-1

I was wondering if anyone could offer any advice on speeding
the following up in R.

I’ve got a table in a format like this

chr1, A, G, v1,v2,v3;w1w2w3, ...
...

The header is

chr, ref, alt, sample1, sample2 ...(many samples)

In each row for each sample I’ve got 3 values for v and 3 values for w, separated by “;"

I want to extract v1 and w1 for each sample make a table that can be plotted using ggplot, it would look like this

chr, ref, alt, sam, v1, w1

I am doing this by strsplit and rbind one by one like the following

varsam <- c()
for(i in 1:n.var){
    chrm <- variants[i,1]
    ref <- as.character(variants[i,3])
    alt <- as.character(variants[i,4])
    amp <- as.character(variants[i,5])
    for(j in 1:n.sam){
        vs <- strsplit(as.character(vcftable[i,j+6]), split=":")[[1]
        vsc <- strsplit(vs[1], split=",")[[1]]
        vsp <- strsplit(vs[2], split=",")[[1]]
        varsam <- rbind(varsam, c(chrm, pos, ref, j, vsc[1], vsp[1]))
}

This is very slow as you would expect.
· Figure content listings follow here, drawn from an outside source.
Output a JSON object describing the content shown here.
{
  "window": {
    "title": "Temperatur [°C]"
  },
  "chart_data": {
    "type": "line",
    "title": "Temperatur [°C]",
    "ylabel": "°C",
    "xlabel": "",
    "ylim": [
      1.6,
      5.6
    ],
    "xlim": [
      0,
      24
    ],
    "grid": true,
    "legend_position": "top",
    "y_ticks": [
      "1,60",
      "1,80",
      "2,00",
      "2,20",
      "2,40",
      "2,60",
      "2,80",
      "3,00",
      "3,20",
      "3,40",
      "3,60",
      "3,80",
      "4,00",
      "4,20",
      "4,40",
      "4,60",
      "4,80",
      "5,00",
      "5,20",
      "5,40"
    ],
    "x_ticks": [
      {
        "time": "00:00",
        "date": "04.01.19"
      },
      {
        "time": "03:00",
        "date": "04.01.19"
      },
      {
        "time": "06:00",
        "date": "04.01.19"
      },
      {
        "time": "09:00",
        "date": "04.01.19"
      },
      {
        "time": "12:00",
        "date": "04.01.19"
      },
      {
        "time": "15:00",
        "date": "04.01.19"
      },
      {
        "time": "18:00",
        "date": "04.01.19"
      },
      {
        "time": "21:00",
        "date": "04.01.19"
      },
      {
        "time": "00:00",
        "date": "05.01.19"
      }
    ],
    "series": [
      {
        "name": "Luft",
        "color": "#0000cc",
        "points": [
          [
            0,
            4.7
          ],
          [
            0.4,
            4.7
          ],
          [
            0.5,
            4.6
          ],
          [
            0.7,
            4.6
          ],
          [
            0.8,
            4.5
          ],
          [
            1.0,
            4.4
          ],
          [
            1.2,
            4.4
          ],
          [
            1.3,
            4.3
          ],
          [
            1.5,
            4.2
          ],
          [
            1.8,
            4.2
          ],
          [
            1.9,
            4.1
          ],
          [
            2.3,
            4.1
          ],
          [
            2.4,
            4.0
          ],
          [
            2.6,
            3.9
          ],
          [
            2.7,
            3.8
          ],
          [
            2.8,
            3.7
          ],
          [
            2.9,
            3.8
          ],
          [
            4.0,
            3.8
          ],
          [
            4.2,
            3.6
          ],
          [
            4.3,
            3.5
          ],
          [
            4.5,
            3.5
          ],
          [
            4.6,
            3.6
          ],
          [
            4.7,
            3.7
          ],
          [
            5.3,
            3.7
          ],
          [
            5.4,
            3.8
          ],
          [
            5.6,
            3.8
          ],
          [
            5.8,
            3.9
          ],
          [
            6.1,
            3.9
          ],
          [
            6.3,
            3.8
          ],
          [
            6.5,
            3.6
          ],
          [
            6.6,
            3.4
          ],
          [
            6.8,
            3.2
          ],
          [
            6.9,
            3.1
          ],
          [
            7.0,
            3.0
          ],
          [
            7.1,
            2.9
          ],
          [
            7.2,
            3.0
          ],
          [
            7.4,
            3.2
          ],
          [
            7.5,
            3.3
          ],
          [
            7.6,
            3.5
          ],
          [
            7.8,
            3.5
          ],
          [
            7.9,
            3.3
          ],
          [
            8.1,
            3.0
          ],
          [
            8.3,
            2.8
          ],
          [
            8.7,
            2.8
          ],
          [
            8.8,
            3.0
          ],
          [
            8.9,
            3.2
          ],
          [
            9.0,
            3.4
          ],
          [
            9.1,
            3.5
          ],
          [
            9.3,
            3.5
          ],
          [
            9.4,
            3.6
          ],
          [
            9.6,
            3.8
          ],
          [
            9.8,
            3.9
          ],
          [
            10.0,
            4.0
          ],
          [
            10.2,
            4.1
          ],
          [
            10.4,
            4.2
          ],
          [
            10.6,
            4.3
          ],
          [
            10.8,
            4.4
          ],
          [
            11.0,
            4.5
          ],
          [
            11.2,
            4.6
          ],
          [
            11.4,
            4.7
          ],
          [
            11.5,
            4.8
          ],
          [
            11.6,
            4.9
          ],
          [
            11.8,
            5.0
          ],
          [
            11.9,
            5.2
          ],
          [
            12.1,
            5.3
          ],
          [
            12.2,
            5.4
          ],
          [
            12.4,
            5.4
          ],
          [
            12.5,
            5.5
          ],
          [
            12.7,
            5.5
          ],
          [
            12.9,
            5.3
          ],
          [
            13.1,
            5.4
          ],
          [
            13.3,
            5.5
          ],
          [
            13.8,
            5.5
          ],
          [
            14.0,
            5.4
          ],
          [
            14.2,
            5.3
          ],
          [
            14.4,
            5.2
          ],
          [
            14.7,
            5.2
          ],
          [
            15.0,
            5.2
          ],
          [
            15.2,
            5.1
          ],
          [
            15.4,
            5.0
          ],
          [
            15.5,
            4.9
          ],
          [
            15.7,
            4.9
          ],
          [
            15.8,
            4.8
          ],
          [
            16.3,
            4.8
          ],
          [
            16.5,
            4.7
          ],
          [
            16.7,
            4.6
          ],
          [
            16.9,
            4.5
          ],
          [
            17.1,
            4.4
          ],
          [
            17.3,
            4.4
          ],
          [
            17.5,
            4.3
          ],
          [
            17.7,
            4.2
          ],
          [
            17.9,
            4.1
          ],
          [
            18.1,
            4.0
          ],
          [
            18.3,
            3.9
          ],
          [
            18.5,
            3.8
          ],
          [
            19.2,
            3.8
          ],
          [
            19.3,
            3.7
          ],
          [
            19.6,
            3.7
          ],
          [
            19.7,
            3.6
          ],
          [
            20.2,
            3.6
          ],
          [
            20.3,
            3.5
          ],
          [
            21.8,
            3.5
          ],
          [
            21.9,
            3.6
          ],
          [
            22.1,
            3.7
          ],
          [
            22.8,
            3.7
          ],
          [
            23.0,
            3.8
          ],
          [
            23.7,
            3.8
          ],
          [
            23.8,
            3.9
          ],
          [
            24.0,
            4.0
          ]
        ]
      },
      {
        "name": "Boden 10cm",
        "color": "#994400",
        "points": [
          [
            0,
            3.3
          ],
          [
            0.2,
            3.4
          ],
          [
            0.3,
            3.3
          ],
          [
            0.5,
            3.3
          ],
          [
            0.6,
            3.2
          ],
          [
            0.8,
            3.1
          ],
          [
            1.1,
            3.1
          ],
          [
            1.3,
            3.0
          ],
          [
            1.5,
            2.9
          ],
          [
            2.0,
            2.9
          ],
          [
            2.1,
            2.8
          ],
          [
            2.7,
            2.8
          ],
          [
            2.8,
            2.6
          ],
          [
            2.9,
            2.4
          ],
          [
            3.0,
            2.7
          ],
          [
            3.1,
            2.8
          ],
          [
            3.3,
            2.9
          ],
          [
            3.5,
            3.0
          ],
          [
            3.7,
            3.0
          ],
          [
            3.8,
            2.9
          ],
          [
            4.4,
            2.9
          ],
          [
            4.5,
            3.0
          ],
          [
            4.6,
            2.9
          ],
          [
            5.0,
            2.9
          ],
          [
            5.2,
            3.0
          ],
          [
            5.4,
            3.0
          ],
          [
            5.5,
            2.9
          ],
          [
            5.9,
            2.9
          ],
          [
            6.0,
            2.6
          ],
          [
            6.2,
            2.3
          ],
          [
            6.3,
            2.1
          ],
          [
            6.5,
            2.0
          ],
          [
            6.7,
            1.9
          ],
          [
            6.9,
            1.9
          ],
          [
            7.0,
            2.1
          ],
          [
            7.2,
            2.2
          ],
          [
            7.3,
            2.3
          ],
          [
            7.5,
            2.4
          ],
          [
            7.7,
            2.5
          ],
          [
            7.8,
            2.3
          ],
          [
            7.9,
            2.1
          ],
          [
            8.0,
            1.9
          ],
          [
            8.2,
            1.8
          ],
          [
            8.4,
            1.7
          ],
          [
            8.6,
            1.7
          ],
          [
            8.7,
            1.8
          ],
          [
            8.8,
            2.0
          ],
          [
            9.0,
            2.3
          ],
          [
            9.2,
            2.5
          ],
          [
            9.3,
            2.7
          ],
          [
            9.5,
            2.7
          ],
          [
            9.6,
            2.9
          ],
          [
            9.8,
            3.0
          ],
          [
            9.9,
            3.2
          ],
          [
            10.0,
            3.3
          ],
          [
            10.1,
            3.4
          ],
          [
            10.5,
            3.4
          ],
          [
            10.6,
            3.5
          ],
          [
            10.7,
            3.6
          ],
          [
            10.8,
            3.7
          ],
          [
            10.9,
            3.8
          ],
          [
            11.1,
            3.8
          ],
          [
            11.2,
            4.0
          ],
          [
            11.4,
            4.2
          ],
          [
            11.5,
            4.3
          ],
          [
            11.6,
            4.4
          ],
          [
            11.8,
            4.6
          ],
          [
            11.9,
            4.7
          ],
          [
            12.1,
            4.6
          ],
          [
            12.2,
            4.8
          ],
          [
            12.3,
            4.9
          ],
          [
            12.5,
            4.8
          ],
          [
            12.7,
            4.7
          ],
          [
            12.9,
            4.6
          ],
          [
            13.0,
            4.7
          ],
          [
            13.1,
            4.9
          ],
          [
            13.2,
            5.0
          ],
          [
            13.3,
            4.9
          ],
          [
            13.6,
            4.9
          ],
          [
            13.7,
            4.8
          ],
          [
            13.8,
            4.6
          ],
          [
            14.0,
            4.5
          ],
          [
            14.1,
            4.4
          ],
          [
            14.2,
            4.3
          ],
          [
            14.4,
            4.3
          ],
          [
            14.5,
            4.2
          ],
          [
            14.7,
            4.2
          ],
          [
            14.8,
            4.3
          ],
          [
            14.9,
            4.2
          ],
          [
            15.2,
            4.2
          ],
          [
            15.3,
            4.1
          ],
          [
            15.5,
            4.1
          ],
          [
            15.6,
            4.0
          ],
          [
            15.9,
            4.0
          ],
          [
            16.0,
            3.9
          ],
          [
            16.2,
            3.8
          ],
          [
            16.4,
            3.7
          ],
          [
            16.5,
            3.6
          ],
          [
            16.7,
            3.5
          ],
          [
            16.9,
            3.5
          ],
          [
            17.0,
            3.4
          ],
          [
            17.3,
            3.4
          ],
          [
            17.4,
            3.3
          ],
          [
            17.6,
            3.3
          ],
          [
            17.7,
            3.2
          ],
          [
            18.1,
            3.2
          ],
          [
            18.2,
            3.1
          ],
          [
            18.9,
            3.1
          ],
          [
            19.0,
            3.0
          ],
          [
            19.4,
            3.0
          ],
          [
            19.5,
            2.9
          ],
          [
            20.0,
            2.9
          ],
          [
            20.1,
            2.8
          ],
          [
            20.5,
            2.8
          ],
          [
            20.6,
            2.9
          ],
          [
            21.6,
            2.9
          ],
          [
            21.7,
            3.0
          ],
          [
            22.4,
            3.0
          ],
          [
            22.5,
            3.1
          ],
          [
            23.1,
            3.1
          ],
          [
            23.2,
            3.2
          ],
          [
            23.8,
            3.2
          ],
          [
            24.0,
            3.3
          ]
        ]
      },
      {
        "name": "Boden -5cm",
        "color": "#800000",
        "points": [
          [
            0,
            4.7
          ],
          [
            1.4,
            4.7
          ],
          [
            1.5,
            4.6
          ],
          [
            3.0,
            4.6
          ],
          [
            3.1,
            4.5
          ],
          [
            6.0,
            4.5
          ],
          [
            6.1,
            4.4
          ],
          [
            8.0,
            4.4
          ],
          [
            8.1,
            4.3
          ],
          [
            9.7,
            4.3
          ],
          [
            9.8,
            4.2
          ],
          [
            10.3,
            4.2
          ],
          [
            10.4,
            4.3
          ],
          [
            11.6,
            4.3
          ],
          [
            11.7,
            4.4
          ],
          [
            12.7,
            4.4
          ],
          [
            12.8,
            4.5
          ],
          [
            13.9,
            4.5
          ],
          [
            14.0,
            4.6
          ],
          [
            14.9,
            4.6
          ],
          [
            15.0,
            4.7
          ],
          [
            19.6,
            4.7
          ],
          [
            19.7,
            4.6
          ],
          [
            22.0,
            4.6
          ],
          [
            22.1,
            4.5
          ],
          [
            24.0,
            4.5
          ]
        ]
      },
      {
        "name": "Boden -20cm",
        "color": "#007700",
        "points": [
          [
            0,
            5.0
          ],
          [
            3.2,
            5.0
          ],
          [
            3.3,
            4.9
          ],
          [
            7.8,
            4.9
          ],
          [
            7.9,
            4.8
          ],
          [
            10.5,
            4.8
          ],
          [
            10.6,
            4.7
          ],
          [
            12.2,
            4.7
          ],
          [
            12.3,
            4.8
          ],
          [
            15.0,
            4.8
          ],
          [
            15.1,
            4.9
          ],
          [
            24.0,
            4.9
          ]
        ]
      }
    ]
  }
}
Any idea how to speed this up?

Brian Tompsett - 汤莱恩
  • 5,753
  • 72
  • 57
  • 129

2 Answers2

0

As noted by others, the first thing you need is some timings, so that you can compare performance if you intend to optimize performance. This would be my first step:

  • Create some timings
  • Play around with different aspects of your code to see where the main time is being used.
  • Basic timing analysis can be done with system.time() method to help with performance analysis

Beyond that, there are some candidates you might like to consider to improve performance - but importantly, it is important to get the timings first so that you have something to compare against.

  • the dplyr library contains a mutate function which can be used to create new columns, e.g. mynewtablewithextracolumn <- mutate(table, v1 = whatever you want it to be). In the previous statement, simply insert how to calculate each column value where v1 is a new column. There are lots of examples on the internet.
  • In order to use dplyr, you would need to perform a call to library(dplyr) in your code.
  • You may need to install.packages("dplyr") if not already installed.
  • In order to use dplyr, you might be best converting your table into the appropriate type of table for dplyr, e.g. if your current table is data frame, then use table = tbl_df(df) to create a table

As noted, these are just some possible areas. The important thing is to get timings and explore the performance to try to get a handle on where the best place to focus is and to make sure you can measure the performance improvement.

Mike Curry
  • 1,609
  • 1
  • 9
  • 12
  • Thanks very much for your reply. mutate doesn't quite solve this as my table contains many columns, each representing one of my sample. I could mutate for one column of course but efficiently do that for a large number of columns, I don't know. Maybe I should try melt before mutate. – Zhihao Ding Feb 24 '15 at 14:21
0

Thanks for the comments. I think I've found way to improve this. I used melt in "reshape" to firstly convert my input table to

chr, ref, alt, variable

I can then use apply to modify "variable", each row for which contains a concatenated string. This achieves good speed.